5.4. Replacement Strings¶

Like in xargs, we can use replacement strings in parallel. The default replacement string is {}.

Let’s try it with a prefix:

$ parallel --ungroup ./process item-{} ::: 1 2 3
started processing item-1..
started processing item-2..
started processing item-3..
finished processing item-1
finished processing item-2
finished processing item-3

Other replacement strings do different kinds of manipulations on the input. For example, {.} will remove the extension from the argument:

$ parallel --ungroup ./process {.} ::: 1.jpg 2.jpg 3.jpg
started processing 1..
started processing 2..
started processing 3..
finished processing 2
finished processing 1
finished processing 3

If we want to use multiple different variables for each command, we can also do this using special replacement strings:

$ parallel --ungroup --link ./process {1}.jpg {2}.jpg {3}.jpg ::: 1 2 3 ::: 4 5 6 ::: 7 8 9
started processing 1.jpg 4.jpg 7.jpg..
started processing 2.jpg 5.jpg 8.jpg..
started processing 3.jpg 6.jpg 9.jpg..
finished processing 1.jpg 4.jpg 7.jpg
finished processing 2.jpg 5.jpg 8.jpg
finished processing 3.jpg 6.jpg 9.jpg

There are also many more options for replacement strings that can be found in the parallel tutorial.

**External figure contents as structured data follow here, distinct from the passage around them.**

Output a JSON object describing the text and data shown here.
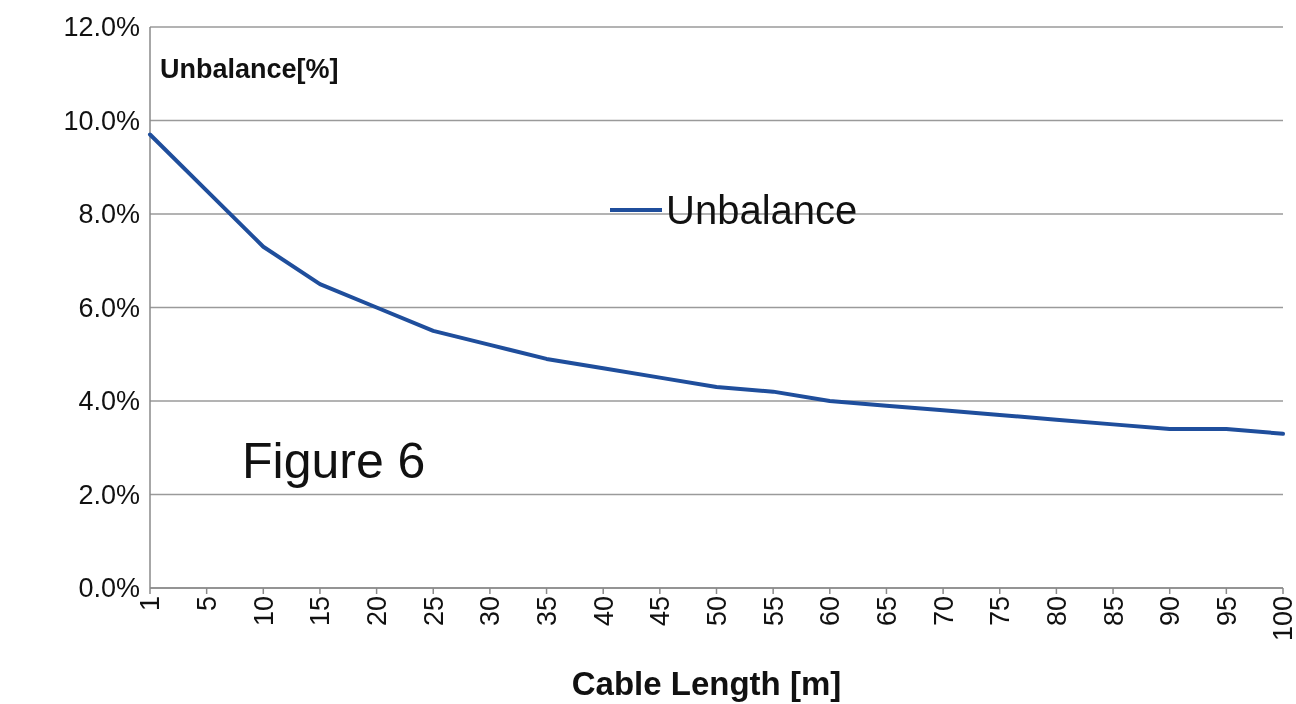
{
  "chart_data": {
    "type": "line",
    "xlabel": "Cable Length [m]",
    "ylabel": "Unbalance[%]",
    "categories": [
      "1",
      "5",
      "10",
      "15",
      "20",
      "25",
      "30",
      "35",
      "40",
      "45",
      "50",
      "55",
      "60",
      "65",
      "70",
      "75",
      "80",
      "85",
      "90",
      "95",
      "100"
    ],
    "series": [
      {
        "name": "Unbalance",
        "color": "#1f4e9c",
        "values": [
          9.7,
          8.5,
          7.3,
          6.5,
          6.0,
          5.5,
          5.2,
          4.9,
          4.7,
          4.5,
          4.3,
          4.2,
          4.0,
          3.9,
          3.8,
          3.7,
          3.6,
          3.5,
          3.4,
          3.4,
          3.3
        ]
      }
    ],
    "ylim": [
      0,
      12
    ],
    "yticks": [
      {
        "value": 0,
        "label": "0.0%"
      },
      {
        "value": 2,
        "label": "2.0%"
      },
      {
        "value": 4,
        "label": "4.0%"
      },
      {
        "value": 6,
        "label": "6.0%"
      },
      {
        "value": 8,
        "label": "8.0%"
      },
      {
        "value": 10,
        "label": "10.0%"
      },
      {
        "value": 12,
        "label": "12.0%"
      }
    ],
    "grid": "y",
    "legend": "top",
    "marker": "none",
    "line_style": "solid",
    "annotations": [
      "Figure 6"
    ]
  }
}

5.5. Reading Input From File Columns¶

We can read the input from different columns of a text file. Let’s try it with a tab-separated text file:

$ args="1\t4\n2\t5\n3\t6"
$ echo -e $args > input_cols.txt
$ parallel --colsep '\t' --ungroup ./process [{1}] [{2}] :::: input_cols.txt
started processing [1] [4]..
started processing [2] [5]..
started processing [3] [6]..
finished processing [2] [5]
finished processing [3] [6]
finished processing [1] [4]

5.6. Saving Output¶

We can save the output of each process into a file by using the –files flag:

$ parallel --files --link ./process ::: 1 2 3 ::: 1 2 3
/tmp/parnqFzp.par
/tmp/parSv0nW.par
/tmp/parGyNbz.par

This will create *.par files with the output of our commands as the content.

If we want to have a more friendly directory structure, we can use the –results and –header arguments to write the results to a folder in a hierarchy.

Let’s run a command to generate the directory tree:

parallel --results outdir --link ./process ::: a b c ::: d e f

Now, let’s check the output using the tree command:

outdir
└── 1
    ├── a
    │   └── 2
    │       └── d
    │           ├── seq
    │           ├── stderr
    │           └── stdout
    ├── b
    │   └── 2
    │       └── e
    │           ├── seq
    │           ├── stderr
    │           └── stdout
    └── c
        └── 2
            └── f
                ├── seq
                ├── stderr
                └── stdout

parallel generates the directory structure based on argument positions and values.

5.7. Progress Information¶

We can also have parallel show an estimate of the remaining time based on current task runs:

$ parallel --eta --colsep '\t' --ungroup ./process [{1}] [{2}] :::: input_cols.txt

started processing [1] [4]..
started processing [2] [5]..

Computers / CPU cores / Max jobs to run
1:local / 8 / 3
started processing [3] [6]..

Computer:jobs running/jobs completed/%of started jobs/Average seconds to complete
ETA: 0s Left: 3 AVG: 0.00s  local:3/0/100%/0.0s finished processing [1] [4]
ETA: 0s Left: 2 AVG: 0.00s  local:2/1/100%/3.0s finished processing [2] [5]
ETA: 0s Left: 2 AVG: 0.00s  local:2/1/100%/3.0s finished processing [3] [6]
ETA: 0s Left: 1 AVG: 0.00s  local:1/2/100%/1.5s
ETA: 0s Left: 0 AVG: 0.00s  local:0/3/100%/1.0s

5.8. Running Parallel Tasks on Remote Machines¶

We can run our parallel tasks on remote machines using parallel through ssh.

Let’s assume we have access to host1 and host2 using our username and ssh keys that are added to our system. Let’s try it:

$ parallel -S host1 -S host2 echo ::: running on remote hosts
running
on
remote
hosts

The hosts that will run each command and the order of execution will change randomly with every run.

6. Conclusion[¶

In this article, we learned how to use the Bash ampersand & operator, xargs, and GNU parallel to parallelize our tasks on the command line.